10.22541/au.161368667.78191317/v1 ◽

2021 ◽

Author(s):

Martin Hahn ◽

Andrea Huemer ◽

Alexandra Pitt ◽

Matthias Hoetzinger

Keyword(s):

16S Rrna ◽

Sequence Similarity ◽

16S Rrna Genes ◽

Rrna Genes ◽

Rrna Gene ◽

Taxon Richness ◽

Large Set ◽

Free Living ◽

Environmental Distribution ◽

Living Bacteria

Current knowledge on environmental distribution and taxon richness of free-living bacteria is mainly based on cultivation-independent investigations employing 16S rRNA gene sequencing methods. Yet, 16S rRNA genes are evolutionarily rather conserved, resulting in limited taxonomic and ecological resolutions provided by this marker. We used a faster evolving protein-encoding marker to reveal ecological patterns hidden within a single OTU defined by >99% 16S rRNA sequence similarity. The studied taxon, subcluster PnecC of the genus Polynucleobacter, represents a ubiquitous group of planktonic freshwater bacteria with cosmopolitan distribution, which is very frequently detected by diversity surveys of freshwater systems. Based on genome taxonomy and a large set of genome sequences, a sequence similarity threshold for delineation of species-like taxa could be established.
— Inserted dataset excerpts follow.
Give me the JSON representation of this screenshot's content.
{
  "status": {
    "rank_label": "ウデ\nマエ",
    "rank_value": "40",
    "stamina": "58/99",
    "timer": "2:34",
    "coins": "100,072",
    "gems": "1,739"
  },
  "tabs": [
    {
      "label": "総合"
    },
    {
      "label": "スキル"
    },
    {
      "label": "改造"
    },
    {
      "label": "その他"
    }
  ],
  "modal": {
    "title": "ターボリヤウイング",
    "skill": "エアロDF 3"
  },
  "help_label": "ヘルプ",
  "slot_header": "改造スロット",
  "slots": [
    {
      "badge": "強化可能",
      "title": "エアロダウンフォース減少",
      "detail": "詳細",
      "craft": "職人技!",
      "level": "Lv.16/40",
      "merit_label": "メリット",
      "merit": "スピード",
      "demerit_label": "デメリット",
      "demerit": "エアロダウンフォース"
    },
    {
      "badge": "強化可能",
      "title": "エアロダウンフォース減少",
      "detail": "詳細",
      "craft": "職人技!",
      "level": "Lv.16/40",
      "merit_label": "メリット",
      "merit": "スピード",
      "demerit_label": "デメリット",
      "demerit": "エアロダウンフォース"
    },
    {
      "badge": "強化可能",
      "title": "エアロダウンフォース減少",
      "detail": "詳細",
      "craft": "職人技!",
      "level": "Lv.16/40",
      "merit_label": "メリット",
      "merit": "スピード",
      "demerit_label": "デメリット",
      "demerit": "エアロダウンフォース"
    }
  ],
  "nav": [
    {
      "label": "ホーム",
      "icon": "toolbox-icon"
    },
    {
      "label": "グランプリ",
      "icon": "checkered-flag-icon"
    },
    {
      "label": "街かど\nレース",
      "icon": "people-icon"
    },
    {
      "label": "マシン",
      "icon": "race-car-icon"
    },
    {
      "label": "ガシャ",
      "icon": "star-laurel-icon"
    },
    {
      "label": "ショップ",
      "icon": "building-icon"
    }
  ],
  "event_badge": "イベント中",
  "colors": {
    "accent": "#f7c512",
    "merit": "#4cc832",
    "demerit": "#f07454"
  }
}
In total, 600 species-like taxa were detected in 99 freshwater habitats scattered across three regions representing a latitudinal range of 3400 km (42°N to 71°N) and a pH gradient of 4.2 to 8.6. Besides the unexpectedly high richness, the increased taxonomic resolution revealed structuring of Polynucleobacter communities by a couple of macroecological trends, which was previously only demonstrated for phylogenetically much broader groups of bacteria. A unexpected pattern was the almost complete compositional separation of Polynucleobacter communities of Ca-rich and Ca-poor habitats, which strongly resembled the vicariance of plant species on silicate and limestone soils. The presented new cultivation-independent approach opened a window to an incredible, previously unseen diversity, and enables investigations aiming on deeper understanding of how environmental conditions shape bacterial communities and drive evolution of free-living bacteria.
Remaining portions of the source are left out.